Cette différenciation ne fait toutefois pas l’unanimité, même chez nous. Au sein du Louvre, les syndicats, engagés depuis la mi-décembre dans ce qui s’apparente à l’une des plus grandes mobilisations de l’histoire du célèbre musée, estiment notamment que la double tarification « foule aux pieds notre histoire républicaine et l’universalisme fondateur » du lieu. Ouvert en 1793 à peine quelques années après la Révolution française, le musée de 360 000 mètres carrés devrait en partie sa création à cette notion de philosophie politique.

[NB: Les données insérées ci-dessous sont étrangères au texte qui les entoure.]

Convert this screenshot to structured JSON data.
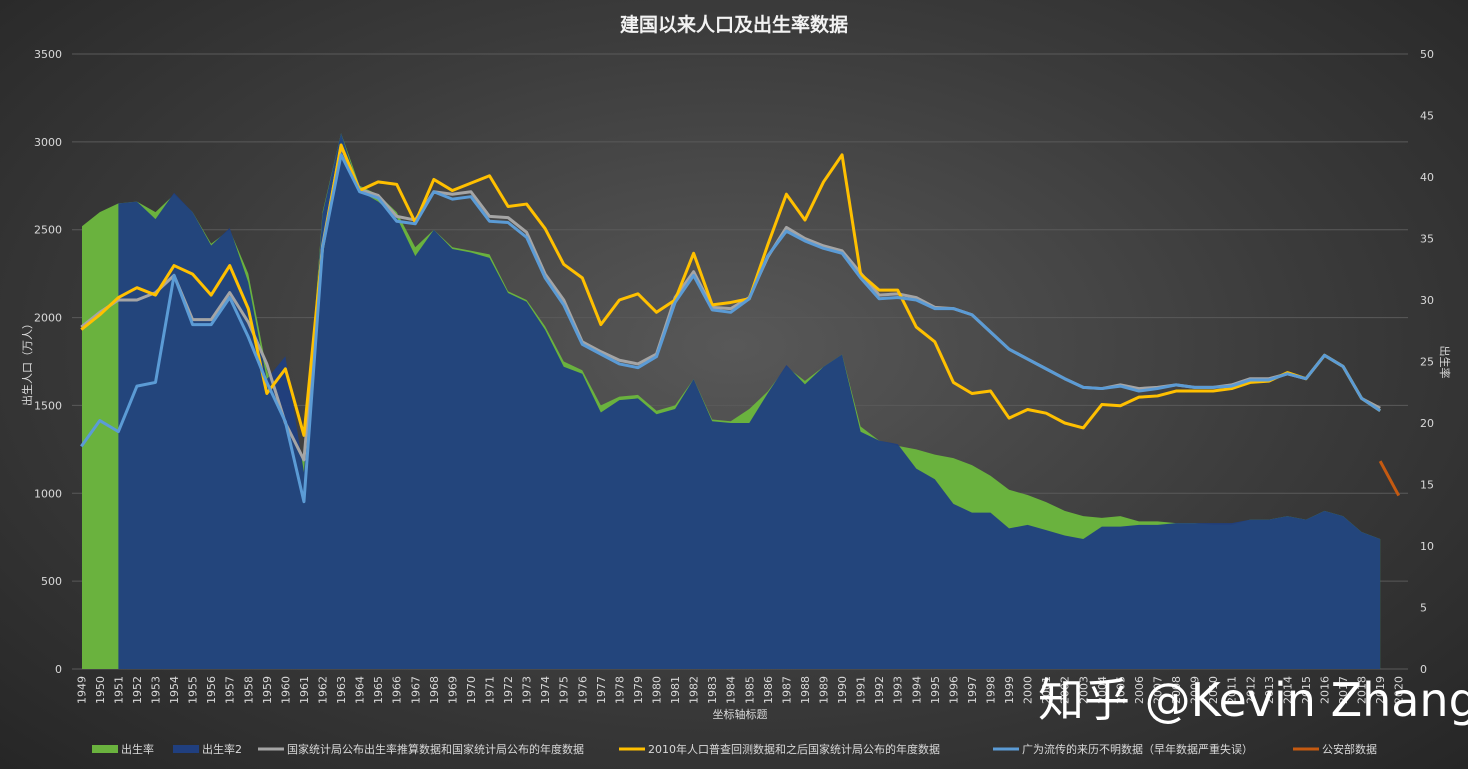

Vent debout contre ce qu’ils qualifient de politique tarifaire « choquante philosophiquement, socialement et humainement », ils ont inscrit la demande de renoncement à cette mesure à leurs revendications de grève, réveillant par là même un lancinant débat sur les musées.
Sommés d’assurer un accès au plus grand nombre tout en générant suffisamment de recettes pour leur entretien, « les musées sont sous pression », a reconnu un des comités du Conseil international des musées, une organisation représentée dans 139 pays, peu après la décision du Louvre, note l’AFP. Accessibilité et viabilité, deux impératifs qui « ne cohabitent pas toujours facilement », d’après l’instance.
À l’étranger, comme ça se passe ?
Il faut dire qu’ailleurs en Europe, une telle mesure n’a pas d’équivalent. Au British Museum de Londres, l’entrée est gratuite quelle que soit l’origine géographique des visiteurs. Idem au Rijksmuseum d’Amsterdam, au Prado de Madrid ou à l’Alte Nationalgalerie de Berlin.
De l’autre côté de l’Atlantique, on s’en rapproche. À New York, par exemple, le Met permet aux résidents de son État de fixer eux-mêmes leur prix d’entrée. Pour tous les autres adultes, qu’ils soient Américains, Chinois, Mexicains ou européens, il faut débourser 30 dollars, à l’exception des seniors, des personnes handicapées et des étudiants.
Il faut regarder plus loin pour trouver une différenciation similaire, comme au Pérou pour vister le Machu Picchu. Là-bas, les touristes étrangers en ont pour 62 dollars, contre 35 dollars pour les ressortissants de la communauté andine, zone géographique regroupant la Bolivie, la Colombie, l’Équateur et le pays où se trouve le célèbre lieu historique.
DIEGO RADAMES / Anadolu via AFP
Le Machu Picchu compte 5600 visiteurs par jour en haute saison.
Pareil en Égypte, où le Grand musée du Caire propose un tarif de 200 livres égyptiennes (3,5 euros) pour les Égyptiens et de 1 450 livres (26 euros) pour les autres visiteurs. En Inde, le billet pour le Taj Mahal est 23 fois plus élevé pour les étrangers que pour les touristes indiens, tandis que la visite du site de Petra, en Jordanie, revient à 30 dinars jordaniens pour les touristes arabes, et à un unique dinar pour les Jordaniens (un peu plus d’1 euro). Il monte à 50 pour les touristes du reste du monde, soit à peu près 60 euros.